Nippon Shokubai is the larger of the two with capital of just over 25 billion yen and nearly 4,300 staff while Sanyo Chemical is capitalized at just above 13 million yen and has around 2,000 employees. Nippon Shokubai also owns a 5% stake in Sanyo Chemical, which in turn holds 3.17% in Nippon Shokubai.

The companies said demand for chemicals in Japan is expected to decline as a result of its ageing and falling population, which is causing intense competition between chemical producers.

In addition, although demand for chemicals is rising in emerging countries, the increasing number of manufacturers in these countries and a growing disparity in scale between Japanese companies and their European and American counterparts, has led to the Japanese chemical industry becoming less competitive.

With regard to the SAP market, although global demand growth is expected to remain stable, given a rising population, the outlook is worsening because of a downturn in profitability resulting from oversupply in emerging countries where new players are entering the market.

Consequently, Nippon Shokubai and Sanyo Chemical believe that combining their complementary businesses would be the best way forward and resolve their respective challenges.

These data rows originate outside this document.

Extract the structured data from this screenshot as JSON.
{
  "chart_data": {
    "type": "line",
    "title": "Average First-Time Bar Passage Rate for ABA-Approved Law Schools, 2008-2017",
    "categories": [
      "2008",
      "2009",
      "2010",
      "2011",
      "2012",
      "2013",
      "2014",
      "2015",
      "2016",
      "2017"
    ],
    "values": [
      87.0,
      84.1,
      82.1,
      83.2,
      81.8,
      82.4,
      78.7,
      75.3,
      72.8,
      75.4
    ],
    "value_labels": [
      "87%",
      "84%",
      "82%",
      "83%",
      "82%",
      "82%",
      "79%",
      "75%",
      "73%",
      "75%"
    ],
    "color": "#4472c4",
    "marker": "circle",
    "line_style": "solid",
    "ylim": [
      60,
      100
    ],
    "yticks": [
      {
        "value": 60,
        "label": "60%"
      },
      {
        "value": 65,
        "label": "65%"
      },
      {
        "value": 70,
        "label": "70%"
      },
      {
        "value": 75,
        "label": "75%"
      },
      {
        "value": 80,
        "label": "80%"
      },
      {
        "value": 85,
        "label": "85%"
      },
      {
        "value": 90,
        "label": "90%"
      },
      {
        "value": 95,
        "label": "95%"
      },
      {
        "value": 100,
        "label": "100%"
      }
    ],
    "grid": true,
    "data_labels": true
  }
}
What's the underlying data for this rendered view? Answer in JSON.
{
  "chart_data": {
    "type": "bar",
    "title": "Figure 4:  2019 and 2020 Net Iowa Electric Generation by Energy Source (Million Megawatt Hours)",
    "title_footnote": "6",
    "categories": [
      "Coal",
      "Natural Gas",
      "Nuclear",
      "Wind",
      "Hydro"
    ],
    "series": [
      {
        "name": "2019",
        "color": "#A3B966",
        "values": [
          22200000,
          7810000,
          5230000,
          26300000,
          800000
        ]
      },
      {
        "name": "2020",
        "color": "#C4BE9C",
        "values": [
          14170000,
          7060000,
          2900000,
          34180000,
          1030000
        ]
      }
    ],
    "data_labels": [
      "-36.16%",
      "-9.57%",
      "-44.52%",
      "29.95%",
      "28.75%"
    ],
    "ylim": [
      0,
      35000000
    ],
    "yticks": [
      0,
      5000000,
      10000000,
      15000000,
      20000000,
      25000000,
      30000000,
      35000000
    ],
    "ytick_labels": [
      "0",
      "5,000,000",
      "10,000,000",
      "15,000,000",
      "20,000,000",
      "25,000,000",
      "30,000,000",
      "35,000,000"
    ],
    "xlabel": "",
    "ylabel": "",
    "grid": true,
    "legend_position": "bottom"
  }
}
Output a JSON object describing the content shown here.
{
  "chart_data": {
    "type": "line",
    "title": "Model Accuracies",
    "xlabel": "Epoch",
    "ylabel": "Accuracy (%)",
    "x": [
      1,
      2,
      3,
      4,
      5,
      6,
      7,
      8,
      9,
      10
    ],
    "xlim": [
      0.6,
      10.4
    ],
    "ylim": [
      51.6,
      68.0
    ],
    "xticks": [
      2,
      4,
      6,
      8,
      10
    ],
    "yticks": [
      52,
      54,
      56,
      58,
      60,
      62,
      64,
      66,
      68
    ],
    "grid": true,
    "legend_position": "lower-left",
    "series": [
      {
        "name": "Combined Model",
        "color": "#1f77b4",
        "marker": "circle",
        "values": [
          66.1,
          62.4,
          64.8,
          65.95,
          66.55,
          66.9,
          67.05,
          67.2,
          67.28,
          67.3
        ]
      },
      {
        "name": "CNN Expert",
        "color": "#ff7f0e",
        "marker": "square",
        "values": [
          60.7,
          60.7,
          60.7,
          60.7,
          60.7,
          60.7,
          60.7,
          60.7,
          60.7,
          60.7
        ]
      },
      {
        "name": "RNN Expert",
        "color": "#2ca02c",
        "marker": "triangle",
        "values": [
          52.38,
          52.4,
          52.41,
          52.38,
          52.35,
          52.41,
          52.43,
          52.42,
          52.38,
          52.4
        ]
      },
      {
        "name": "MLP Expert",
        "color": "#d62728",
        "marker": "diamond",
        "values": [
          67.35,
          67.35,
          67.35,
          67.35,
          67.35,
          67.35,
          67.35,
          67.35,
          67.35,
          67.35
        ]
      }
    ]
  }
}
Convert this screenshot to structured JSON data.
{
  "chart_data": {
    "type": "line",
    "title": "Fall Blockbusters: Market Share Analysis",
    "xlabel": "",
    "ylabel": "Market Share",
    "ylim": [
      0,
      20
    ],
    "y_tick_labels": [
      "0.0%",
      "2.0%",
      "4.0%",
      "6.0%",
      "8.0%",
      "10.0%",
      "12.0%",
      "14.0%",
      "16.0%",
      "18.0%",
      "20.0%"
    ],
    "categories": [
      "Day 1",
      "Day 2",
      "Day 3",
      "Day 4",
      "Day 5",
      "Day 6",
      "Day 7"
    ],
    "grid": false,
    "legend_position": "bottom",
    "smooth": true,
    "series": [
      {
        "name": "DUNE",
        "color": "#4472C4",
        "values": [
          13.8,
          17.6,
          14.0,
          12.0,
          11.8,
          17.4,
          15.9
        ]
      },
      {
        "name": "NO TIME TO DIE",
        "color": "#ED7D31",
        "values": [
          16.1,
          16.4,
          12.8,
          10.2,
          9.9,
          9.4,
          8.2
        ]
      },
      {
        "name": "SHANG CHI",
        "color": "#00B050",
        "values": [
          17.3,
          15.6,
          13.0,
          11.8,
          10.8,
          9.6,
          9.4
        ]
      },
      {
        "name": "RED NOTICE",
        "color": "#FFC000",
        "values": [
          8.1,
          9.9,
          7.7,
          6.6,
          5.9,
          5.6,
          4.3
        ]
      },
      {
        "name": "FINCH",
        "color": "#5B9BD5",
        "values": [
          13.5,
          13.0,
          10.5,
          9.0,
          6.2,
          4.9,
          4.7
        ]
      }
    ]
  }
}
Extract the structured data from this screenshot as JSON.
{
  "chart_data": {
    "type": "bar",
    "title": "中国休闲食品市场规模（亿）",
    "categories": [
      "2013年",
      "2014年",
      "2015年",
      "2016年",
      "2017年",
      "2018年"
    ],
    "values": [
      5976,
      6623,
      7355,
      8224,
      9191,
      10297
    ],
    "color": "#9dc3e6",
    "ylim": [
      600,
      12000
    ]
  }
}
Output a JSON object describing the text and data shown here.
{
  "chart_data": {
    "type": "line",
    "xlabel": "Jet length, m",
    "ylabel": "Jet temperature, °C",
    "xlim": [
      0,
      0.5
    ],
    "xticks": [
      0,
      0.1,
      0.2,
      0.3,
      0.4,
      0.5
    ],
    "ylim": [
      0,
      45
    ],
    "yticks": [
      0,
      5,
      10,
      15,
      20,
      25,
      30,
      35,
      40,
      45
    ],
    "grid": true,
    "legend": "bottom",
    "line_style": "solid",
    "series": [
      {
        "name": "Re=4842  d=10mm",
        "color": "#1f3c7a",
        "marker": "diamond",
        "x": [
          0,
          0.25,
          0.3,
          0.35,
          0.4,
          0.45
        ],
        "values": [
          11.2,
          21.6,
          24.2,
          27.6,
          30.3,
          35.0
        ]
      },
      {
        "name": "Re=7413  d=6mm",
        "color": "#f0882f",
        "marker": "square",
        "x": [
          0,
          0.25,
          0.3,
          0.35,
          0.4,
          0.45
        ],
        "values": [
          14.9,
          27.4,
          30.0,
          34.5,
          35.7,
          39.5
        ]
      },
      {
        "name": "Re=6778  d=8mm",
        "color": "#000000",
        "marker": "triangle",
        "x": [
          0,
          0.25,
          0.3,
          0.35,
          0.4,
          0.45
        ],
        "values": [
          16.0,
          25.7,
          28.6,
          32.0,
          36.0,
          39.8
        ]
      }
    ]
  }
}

Specifically, Nippon Shokubai said it is challenged by the need to create new businesses that meet users’ needs while Sanyo Chemical said its weakness lies in its dependence on buying raw materials from external suppliers, including Nippon Shokubai.

The companies believe the move will boost their competitiveness and profitability by improving their scale, which will allow them to grow their existing businesses, accelerate the development of new business and harness demand for chemicals in emerging countries. For the SAP business in particular, they said the merger would improve quality and reduce cost by uniting their production technologies and R&D capabilities.

The merger will see the companies conduct a joint share transfer and establish an integrated holding company. Nippon Shokubai and Sanyo Chemical would then become wholly owned subsidiaries of the new parent company.

The companies are expecting to sign a final agreement in December 2019, with a share transfer taking place on Oct. 1, 2020, also the proposed date of listing for the holding company on the Tokyo Stock Exchange.

A name for the parent company has not yet been decided but will be reached following further discussions between the two groups. It is anticipated that the holding company will have its registered head office in Kyoto, with head office functions in Osaka and Tokyo.

The companies added that there will be no reductions in staff as a result of the merger.